I wanted to know how things were going to turn out for Jane and Maura. I like them (particularly Maura - foxy lady). They are real people. All that tosh about shooting people pales next to the thrill of their personal lives.
I don't feel this gooey about all detective fiction and that these characters do that to me means Ms Gerritsen has done it. Books that can be enjoyed whatever the shortcomings of the plot because the characters are involving. The Holy Grail. Nice one.
No five stars though.

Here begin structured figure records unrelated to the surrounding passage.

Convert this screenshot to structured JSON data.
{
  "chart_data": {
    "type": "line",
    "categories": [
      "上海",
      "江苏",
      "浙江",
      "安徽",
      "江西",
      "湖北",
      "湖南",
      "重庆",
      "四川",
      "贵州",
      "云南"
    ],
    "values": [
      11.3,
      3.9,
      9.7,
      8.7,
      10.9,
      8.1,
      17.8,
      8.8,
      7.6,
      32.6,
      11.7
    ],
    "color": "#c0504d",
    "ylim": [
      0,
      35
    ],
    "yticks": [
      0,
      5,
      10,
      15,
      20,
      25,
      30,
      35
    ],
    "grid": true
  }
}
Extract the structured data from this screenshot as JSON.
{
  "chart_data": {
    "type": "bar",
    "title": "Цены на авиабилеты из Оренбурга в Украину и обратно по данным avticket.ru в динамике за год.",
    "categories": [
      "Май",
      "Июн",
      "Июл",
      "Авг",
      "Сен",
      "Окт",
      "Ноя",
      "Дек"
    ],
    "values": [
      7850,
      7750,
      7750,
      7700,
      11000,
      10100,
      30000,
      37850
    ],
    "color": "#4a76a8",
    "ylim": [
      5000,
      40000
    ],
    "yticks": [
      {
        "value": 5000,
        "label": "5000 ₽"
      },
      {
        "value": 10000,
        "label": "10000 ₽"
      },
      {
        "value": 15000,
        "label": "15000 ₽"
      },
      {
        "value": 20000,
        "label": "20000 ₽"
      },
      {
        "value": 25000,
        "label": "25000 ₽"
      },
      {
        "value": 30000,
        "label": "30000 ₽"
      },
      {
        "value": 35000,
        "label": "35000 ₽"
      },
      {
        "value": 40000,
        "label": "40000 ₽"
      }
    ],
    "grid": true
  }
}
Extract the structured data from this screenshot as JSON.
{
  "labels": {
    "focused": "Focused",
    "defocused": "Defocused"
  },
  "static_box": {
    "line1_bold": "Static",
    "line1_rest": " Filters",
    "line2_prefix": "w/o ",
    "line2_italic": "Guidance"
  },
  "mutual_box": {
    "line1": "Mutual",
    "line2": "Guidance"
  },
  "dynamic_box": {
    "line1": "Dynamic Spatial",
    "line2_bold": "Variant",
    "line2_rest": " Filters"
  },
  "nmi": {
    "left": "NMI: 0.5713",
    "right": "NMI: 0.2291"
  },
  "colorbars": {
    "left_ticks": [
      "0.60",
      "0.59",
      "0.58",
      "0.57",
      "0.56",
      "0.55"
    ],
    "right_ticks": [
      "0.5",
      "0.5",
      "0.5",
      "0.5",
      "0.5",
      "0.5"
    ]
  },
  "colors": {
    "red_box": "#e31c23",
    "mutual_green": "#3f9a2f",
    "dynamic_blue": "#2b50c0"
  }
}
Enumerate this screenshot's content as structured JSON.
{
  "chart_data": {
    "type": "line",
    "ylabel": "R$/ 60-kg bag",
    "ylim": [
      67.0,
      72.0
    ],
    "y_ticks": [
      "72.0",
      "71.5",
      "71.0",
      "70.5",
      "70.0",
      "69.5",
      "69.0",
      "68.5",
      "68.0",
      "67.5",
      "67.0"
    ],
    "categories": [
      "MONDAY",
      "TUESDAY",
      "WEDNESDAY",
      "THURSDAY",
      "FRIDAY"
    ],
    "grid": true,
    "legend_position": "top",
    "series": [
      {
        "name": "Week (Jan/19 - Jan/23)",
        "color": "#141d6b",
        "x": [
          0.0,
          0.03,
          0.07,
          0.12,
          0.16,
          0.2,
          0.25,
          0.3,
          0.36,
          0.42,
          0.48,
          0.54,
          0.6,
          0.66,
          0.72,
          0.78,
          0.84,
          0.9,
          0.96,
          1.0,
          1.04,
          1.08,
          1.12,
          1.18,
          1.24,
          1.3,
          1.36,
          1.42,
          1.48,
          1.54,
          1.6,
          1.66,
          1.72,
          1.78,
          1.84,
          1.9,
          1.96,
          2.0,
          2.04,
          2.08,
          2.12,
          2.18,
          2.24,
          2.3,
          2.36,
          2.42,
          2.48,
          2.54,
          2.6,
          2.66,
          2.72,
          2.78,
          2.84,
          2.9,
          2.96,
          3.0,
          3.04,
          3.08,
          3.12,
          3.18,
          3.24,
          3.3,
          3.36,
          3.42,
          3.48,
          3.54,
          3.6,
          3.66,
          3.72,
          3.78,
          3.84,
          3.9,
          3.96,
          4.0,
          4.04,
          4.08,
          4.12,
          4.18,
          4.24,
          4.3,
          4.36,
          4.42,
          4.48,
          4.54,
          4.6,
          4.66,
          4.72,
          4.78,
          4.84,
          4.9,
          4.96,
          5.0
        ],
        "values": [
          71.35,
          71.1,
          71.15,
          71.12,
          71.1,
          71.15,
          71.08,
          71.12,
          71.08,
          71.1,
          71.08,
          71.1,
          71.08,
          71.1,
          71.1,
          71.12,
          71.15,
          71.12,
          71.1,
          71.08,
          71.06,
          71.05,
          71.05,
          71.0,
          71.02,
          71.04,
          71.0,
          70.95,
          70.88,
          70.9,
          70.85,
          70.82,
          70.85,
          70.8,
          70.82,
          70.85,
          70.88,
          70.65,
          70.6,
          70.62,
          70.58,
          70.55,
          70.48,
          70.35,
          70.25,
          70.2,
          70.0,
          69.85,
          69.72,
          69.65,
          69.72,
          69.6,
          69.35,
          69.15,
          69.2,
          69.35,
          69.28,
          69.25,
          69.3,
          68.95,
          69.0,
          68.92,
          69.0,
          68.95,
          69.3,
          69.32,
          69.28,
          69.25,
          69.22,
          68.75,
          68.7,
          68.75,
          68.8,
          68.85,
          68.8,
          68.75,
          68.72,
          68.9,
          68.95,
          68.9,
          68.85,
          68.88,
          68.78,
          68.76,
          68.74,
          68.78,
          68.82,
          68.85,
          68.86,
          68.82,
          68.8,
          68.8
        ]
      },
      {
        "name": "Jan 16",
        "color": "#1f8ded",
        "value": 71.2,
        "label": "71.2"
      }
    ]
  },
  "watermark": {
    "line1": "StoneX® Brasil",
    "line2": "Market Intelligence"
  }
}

Write a decent plot and I'll relent
The characters Jane Rizzoli (a detective) and Dr.Maura Isles (a forensic examiner) were interesting but it seemed strange that they both were successful professionally and yet hopeless with men and relationships in general. The book was written in a
way that made it seem as though only cold, extremely tough and blunt women can succeed in a professional arena. In the Surgeon I liked reading about a controversial, edgy female (Jane Rizzoli) and that still stands. However, I found some of Rizzoli's needless rudeness and nastiness towards anyone who shows her concern to be wearying this time around because it was so unnecessary in many cases and she came across as petty rather than angry about sexism in the police force.
I also found the dealing of the Catholic Church to be very heavy handed and biased. All the nuns were described many times as old and detached - not a single one of them was given any personality, depth or kindness. The only young nun was written about in an equally negative way. Secondly, both Maura and Jane were lapsed Catholics and were highly cynical about religion of any kind. Of course, this is fine, but there was simply no balance to the book as no religious characters were allowed to speak. In the end I found the constant sniping about faith and belief to be jarring.
Overall the Sinner is a competent thriller and the medical details were excellent. There were surprises and shocks along the way and the characters were believable if not always likeable.